Saya tertarik untuk menjadi relawan Tzu Chi karena awalnya saya sangat tertarik dan terkesan dengan kerapian Tzu Chi dalam mengadakan kegiatan, khususnya baksos kesehatan. Dari sini saya bisa  melihat dan merasakan ketulusan dan rasa kasih sayang relawan kepada setiap pasien dan keluarganya. Terlebih Tzu Chi juga berlandaskan cinta kasih universal, tidak memandang suku, ras, agama, maupun golongan dalam memberi bantuan. Dengan menjadi relawan Tzu Chi, saya juga bisa menjadi penghubung antara tim medis dengan pasien. Hal ini membuat pasien dapat merasakan bahwa ada orang yang mengasihi dan memberi perhatian kepada mereka, tanpa memandang suku maupun agama.

Meski sibuk bekerja dan juga aktif di Tzu Chi, hal ini tidak membuat saya lupa untuk selalu berkomunikasi dengan istri dan anak-anak. Pada awalnya istri saya sering protes karena merasa kurang mendapatkan perhatian. Namun karena saya selalu menjelaskan kepada istri bahwa saya pergi untuk bekerja dan juga membantu orang  (di Tzu Chi), maka istri saya perlahan-lahan pun mulai mengerti. Ia bahkan turut mendukung saya aktif di Tzu Chi.

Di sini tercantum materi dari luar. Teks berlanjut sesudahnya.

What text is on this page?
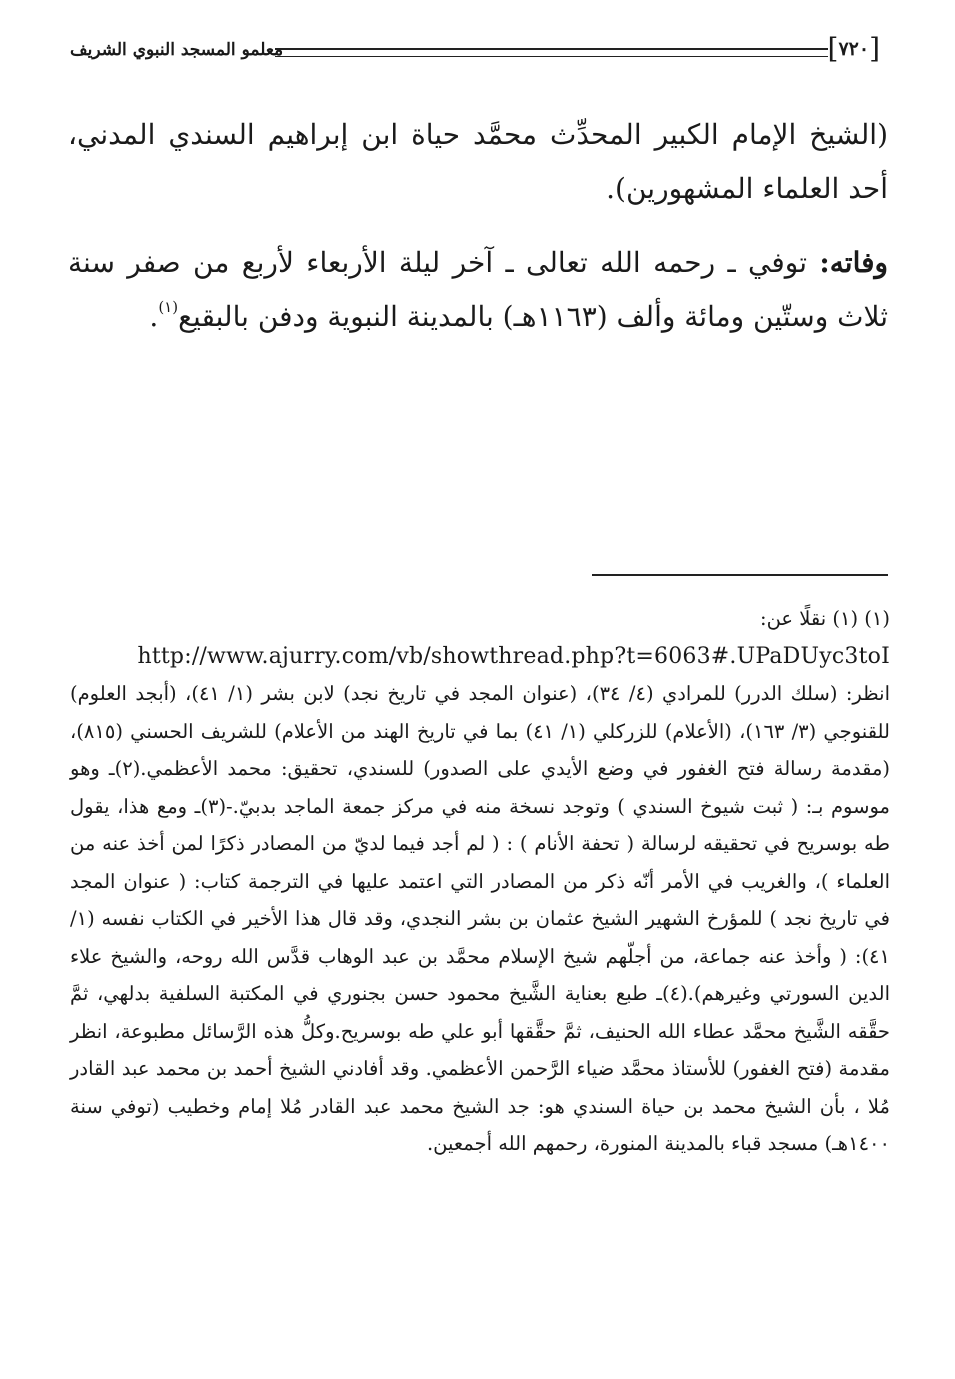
[
٧٢٠
]
معلمو المسجد النبوي الشريف

(الشيخ الإمام الكبير المحدِّث محمَّد حياة ابن إبراهيم السندي المدني، أحد العلماء المشهورين).

وفاته: توفي ـ رحمه الله تعالى ـ آخر ليلة الأربعاء لأربع من صفر سنة ثلاث وستّين ومائة وألف (١١٦٣هـ) بالمدينة النبوية ودفن بالبقيع$^{(١)}$.

(١) (١) نقلًا عن:

http://www.ajurry.com/vb/showthread.php?t=6063#.UPaDUyc3toI

انظر: (سلك الدرر) للمرادي (٤/ ٣٤)، (عنوان المجد في تاريخ نجد) لابن بشر (١/ ٤١)، (أبجد العلوم) للقنوجي (٣/ ١٦٣)، (الأعلام) للزركلي (١/ ٤١) بما في تاريخ الهند من الأعلام) للشريف الحسني (٨١٥)، (مقدمة رسالة فتح الغفور في وضع الأيدي على الصدور) للسندي، تحقيق: محمد الأعظمي.(٢)ـ وهو موسوم بـ: ( ثبت شيوخ السندي ) وتوجد نسخة منه في مركز جمعة الماجد بدبيّ.-(٣)ـ ومع هذا، يقول طه بوسريح في تحقيقه لرسالة ( تحفة الأنام ) : ( لم أجد فيما لديّ من المصادر ذكرًا لمن أخذ عنه من العلماء )، والغريب في الأمر أنّه ذكر من المصادر التي اعتمد عليها في الترجمة كتاب: ( عنوان المجد في تاريخ نجد ) للمؤرخ الشهير الشيخ عثمان بن بشر النجدي، وقد قال هذا الأخير في الكتاب نفسه (١/ ٤١): ( وأخذ عنه جماعة، من أجلّهم شيخ الإسلام محمَّد بن عبد الوهاب قدَّس الله روحه، والشيخ علاء الدين السورتي وغيرهم).(٤)ـ طبع بعناية الشَّيخ محمود حسن بجنوري في المكتبة السلفية بدلهي، ثمَّ حقَّقه الشَّيخ محمَّد عطاء الله الحنيف، ثمَّ حقَّقها أبو علي طه بوسريح.وكلُّ هذه الرَّسائل مطبوعة، انظر مقدمة (فتح الغفور) للأستاذ محمَّد ضياء الرَّحمن الأعظمي. وقد أفادني الشيخ أحمد بن محمد عبد القادر مُلا ، بأن الشيخ محمد بن حياة السندي هو: جد الشيخ محمد عبد القادر مُلا إمام وخطيب (توفي سنة ١٤٠٠هـ) مسجد قباء بالمدينة المنورة، رحمهم الله أجمعين.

Delapan tahun sudah saya menjadi relawan Tzu Chi, dan saya merasa Tzu Chi adalah tempat yang tepat bagi saya untuk menebar cinta kasih sekaligus melatih diri. Saat menangani pasien penerima bantuan, saya berlatih untuk bersabar dan memahami penderitaan mereka, dengan demikian saya menjadi lebih pengertian dan sabar dalam menghadapi mereka. Begitu pula saat berkegiatan, sebagai Ketua Xie Li terkadang saya sering menemui masalah yang memancing emosi, tetapi saya selalu berusaha menahan diri untuk lebih sabar dan bijaksana. Bisa jadi sebenarnya apa yang disampaikan relawan lainnya ternyata lebih baik, maka itu saya harus terima. Berbeda pendapat bukan berarti harus “bertengkar”, justru perbedaan itu yang membuat kita lebih kaya akan pengalaman dan pengetahuan.

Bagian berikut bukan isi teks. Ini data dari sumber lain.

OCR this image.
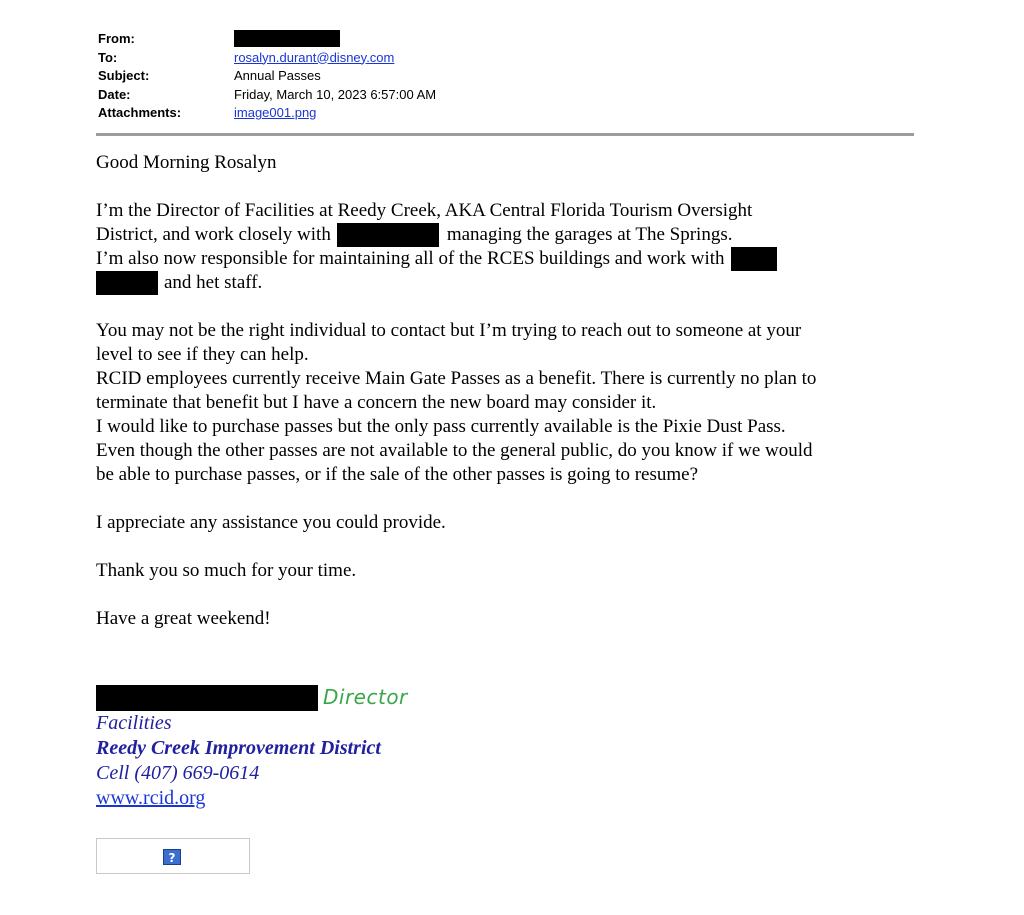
From:
To:	rosalyn.durant@disney.com
Subject:	Annual Passes
Date:	Friday, March 10, 2023 6:57:00 AM
Attachments:	image001.png

Good Morning Rosalyn

I’m the Director of Facilities at Reedy Creek, AKA Central Florida Tourism Oversight

District, and work closely with	managing the garages at The Springs.

I’m also now responsible for maintaining all of the RCES buildings and work with

and het staff.

You may not be the right individual to contact but I’m trying to reach out to someone at your

level to see if they can help.

RCID employees currently receive Main Gate Passes as a benefit. There is currently no plan to

terminate that benefit but I have a concern the new board may consider it.

I would like to purchase passes but the only pass currently available is the Pixie Dust Pass.

Even though the other passes are not available to the general public, do you know if we would

be able to purchase passes, or if the sale of the other passes is going to resume?

I appreciate any assistance you could provide.

Thank you so much for your time.

Have a great weekend!

Director
Facilities
Reedy Creek Improvement District
Cell (407) 669-0614
www.rcid.org
?
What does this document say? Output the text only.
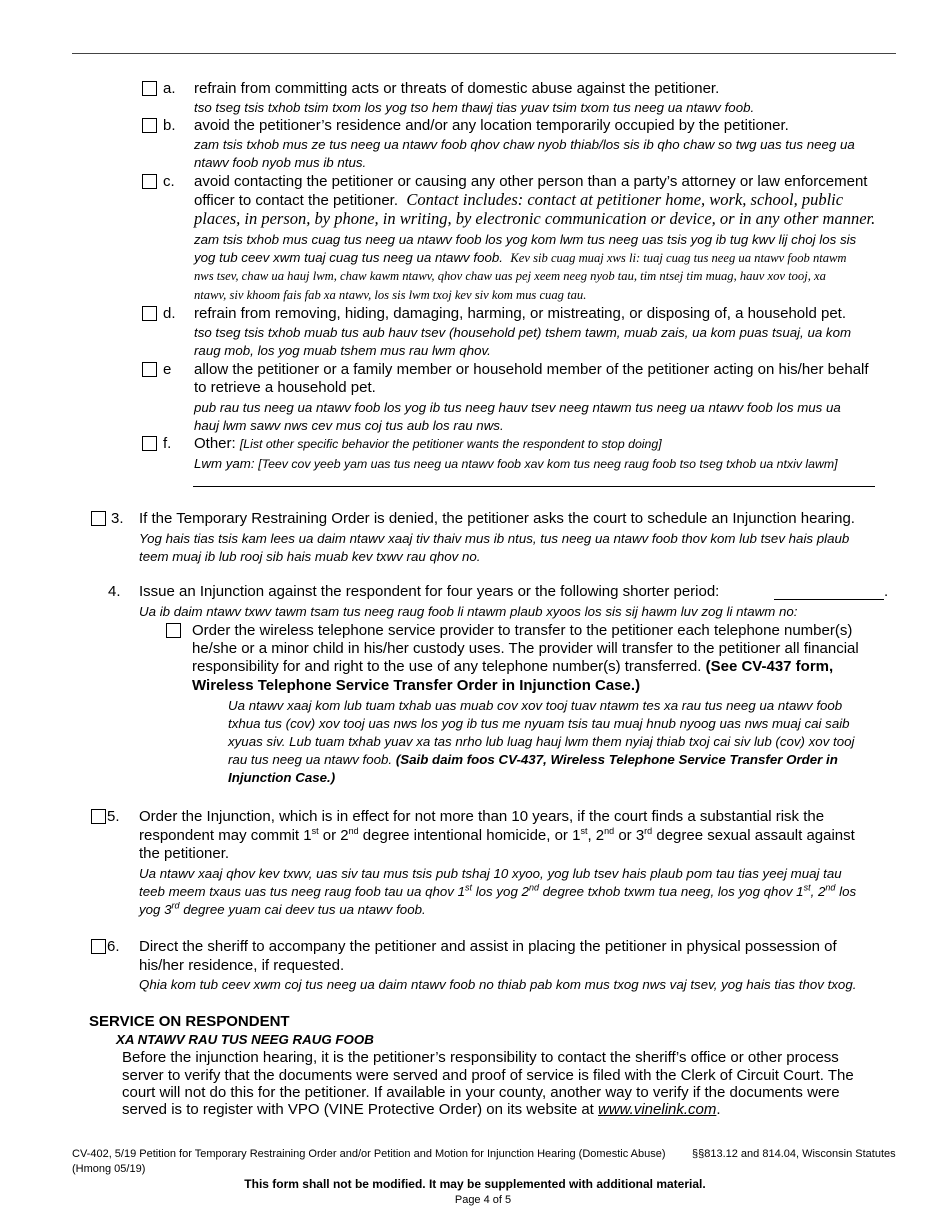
a. refrain from committing acts or threats of domestic abuse against the petitioner.
tso tseg tsis txhob tsim txom los yog tso hem thawj tias yuav tsim txom tus neeg ua ntawv foob.
b. avoid the petitioner’s residence and/or any location temporarily occupied by the petitioner.
zam tsis txhob mus ze tus neeg ua ntawv foob qhov chaw nyob thiab/los sis ib qho chaw so twg uas tus neeg ua
ntawv foob nyob mus ib ntus.
c. avoid contacting the petitioner or causing any other person than a party’s attorney or law enforcement
officer to contact the petitioner. Contact includes: contact at petitioner home, work, school, public
places, in person, by phone, in writing, by electronic communication or device, or in any other manner.
zam tsis txhob mus cuag tus neeg ua ntawv foob los yog kom lwm tus neeg uas tsis yog ib tug kwv lij choj los sis
yog tub ceev xwm tuaj cuag tus neeg ua ntawv foob. Kev sib cuag muaj xws li: tuaj cuag tus neeg ua ntawv foob ntawm
nws tsev, chaw ua hauj lwm, chaw kawm ntawv, qhov chaw uas pej xeem neeg nyob tau, tim ntsej tim muag, hauv xov tooj, xa
ntawv, siv khoom fais fab xa ntawv, los sis lwm txoj kev siv kom mus cuag tau.
d. refrain from removing, hiding, damaging, harming, or mistreating, or disposing of, a household pet.
tso tseg tsis txhob muab tus aub hauv tsev (household pet) tshem tawm, muab zais, ua kom puas tsuaj, ua kom
raug mob, los yog muab tshem mus rau lwm qhov.
e allow the petitioner or a family member or household member of the petitioner acting on his/her behalf
to retrieve a household pet.
pub rau tus neeg ua ntawv foob los yog ib tus neeg hauv tsev neeg ntawm tus neeg ua ntawv foob los mus ua
hauj lwm sawv nws cev mus coj tus aub los rau nws.
f. Other: [List other specific behavior the petitioner wants the respondent to stop doing]
Lwm yam: [Teev cov yeeb yam uas tus neeg ua ntawv foob xav kom tus neeg raug foob tso tseg txhob ua ntxiv lawm]
3. If the Temporary Restraining Order is denied, the petitioner asks the court to schedule an Injunction hearing.
Yog hais tias tsis kam lees ua daim ntawv xaaj tiv thaiv mus ib ntus, tus neeg ua ntawv foob thov kom lub tsev hais plaub
teem muaj ib lub rooj sib hais muab kev txwv rau qhov no.
4. Issue an Injunction against the respondent for four years or the following shorter period:	.
Ua ib daim ntawv txwv tawm tsam tus neeg raug foob li ntawm plaub xyoos los sis sij hawm luv zog li ntawm no:
Order the wireless telephone service provider to transfer to the petitioner each telephone number(s)
he/she or a minor child in his/her custody uses. The provider will transfer to the petitioner all financial
responsibility for and right to the use of any telephone number(s) transferred. (See CV-437 form,
Wireless Telephone Service Transfer Order in Injunction Case.)
Ua ntawv xaaj kom lub tuam txhab uas muab cov xov tooj tuav ntawm tes xa rau tus neeg ua ntawv foob
txhua tus (cov) xov tooj uas nws los yog ib tus me nyuam tsis tau muaj hnub nyoog uas nws muaj cai saib
xyuas siv. Lub tuam txhab yuav xa tas nrho lub luag hauj lwm them nyiaj thiab txoj cai siv lub (cov) xov tooj
rau tus neeg ua ntawv foob. (Saib daim foos CV-437, Wireless Telephone Service Transfer Order in
Injunction Case.)
5. Order the Injunction, which is in effect for not more than 10 years, if the court finds a substantial risk the
respondent may commit 1st or 2nd degree intentional homicide, or 1st, 2nd or 3rd degree sexual assault against
the petitioner.
Ua ntawv xaaj qhov kev txwv, uas siv tau mus tsis pub tshaj 10 xyoo, yog lub tsev hais plaub pom tau tias yeej muaj tau
teeb meem txaus uas tus neeg raug foob tau ua qhov 1st los yog 2nd degree txhob txwm tua neeg, los yog qhov 1st, 2nd los
yog 3rd degree yuam cai deev tus ua ntawv foob.
6. Direct the sheriff to accompany the petitioner and assist in placing the petitioner in physical possession of
his/her residence, if requested.
Qhia kom tub ceev xwm coj tus neeg ua daim ntawv foob no thiab pab kom mus txog nws vaj tsev, yog hais tias thov txog.
SERVICE ON RESPONDENT
XA NTAWV RAU TUS NEEG RAUG FOOB
Before the injunction hearing, it is the petitioner’s responsibility to contact the sheriff’s office or other process
server to verify that the documents were served and proof of service is filed with the Clerk of Circuit Court. The
court will not do this for the petitioner. If available in your county, another way to verify if the documents were
served is to register with VPO (VINE Protective Order) on its website at www.vinelink.com.
CV-402, 5/19 Petition for Temporary Restraining Order and/or Petition and Motion for Injunction Hearing (Domestic Abuse) §§813.12 and 814.04, Wisconsin Statutes
(Hmong 05/19)
This form shall not be modified. It may be supplemented with additional material.
Page 4 of 5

Menjadi relawan Tzu Chi juga membuat saya menjadi orang yang lebih mensyukuri hidup. Melihat langsung kehidupan orang-orang yang kurang mampu dan membutuhkan pertolongan membuat saya merasa lebih beruntung dibanding dengan mereka. Hal ini yang memicu saya untuk terus berbuat kebajikan dan melakukannya dengan ikhlas dan penuh cinta kasih. Ini seperti kata perenungan Master Cheng Yen, “Tidak melakukan apa-apa sama sekali dalam hidup merupakan tindakan menyia-nyiakan kehidupan. Terus menerus bersumbangsih demi memberi manfaat bagi masyarakat merupakan sebuah kehidupan yang indah dan sempurna. 

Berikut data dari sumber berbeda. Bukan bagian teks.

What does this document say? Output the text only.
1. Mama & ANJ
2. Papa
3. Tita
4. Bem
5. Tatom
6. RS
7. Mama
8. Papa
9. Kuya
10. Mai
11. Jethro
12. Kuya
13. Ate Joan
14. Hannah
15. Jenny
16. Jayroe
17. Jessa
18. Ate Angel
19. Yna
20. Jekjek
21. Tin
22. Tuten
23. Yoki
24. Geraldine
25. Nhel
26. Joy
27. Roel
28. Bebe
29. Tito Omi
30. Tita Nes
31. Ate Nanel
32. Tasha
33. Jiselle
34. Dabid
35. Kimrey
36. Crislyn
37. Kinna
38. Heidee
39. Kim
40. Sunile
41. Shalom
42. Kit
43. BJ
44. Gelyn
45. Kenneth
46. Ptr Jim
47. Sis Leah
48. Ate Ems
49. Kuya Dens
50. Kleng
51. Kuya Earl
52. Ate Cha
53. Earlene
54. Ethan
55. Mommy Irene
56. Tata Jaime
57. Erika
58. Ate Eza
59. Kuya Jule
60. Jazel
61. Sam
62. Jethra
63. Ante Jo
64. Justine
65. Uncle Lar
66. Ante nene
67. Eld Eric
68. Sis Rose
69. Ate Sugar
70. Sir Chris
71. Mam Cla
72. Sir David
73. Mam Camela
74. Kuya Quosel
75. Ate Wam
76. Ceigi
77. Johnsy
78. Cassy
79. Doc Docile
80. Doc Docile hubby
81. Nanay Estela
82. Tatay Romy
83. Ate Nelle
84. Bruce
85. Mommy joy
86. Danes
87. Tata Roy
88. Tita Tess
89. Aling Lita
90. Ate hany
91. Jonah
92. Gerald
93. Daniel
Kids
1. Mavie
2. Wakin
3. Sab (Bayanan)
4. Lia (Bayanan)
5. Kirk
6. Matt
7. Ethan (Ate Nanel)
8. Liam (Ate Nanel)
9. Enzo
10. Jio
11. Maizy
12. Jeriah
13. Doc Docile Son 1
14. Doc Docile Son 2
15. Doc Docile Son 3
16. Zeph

Seperti dituturkan kepada Febuany (He Qi Selatan)

Nama

: Nasandi

Tempat Tanggal lahir

: Jakarta, 15 April 1972

Istri

: Iin Supriati

Menjadi relawan pada tahun

: 2012

Dilantik menjadi relawan biru putih

: 2013

Tanggung jawab

: Ketua Xie Li Selatan

Hadiah paling berharga di dunia yang fana ini adalah memaafkan.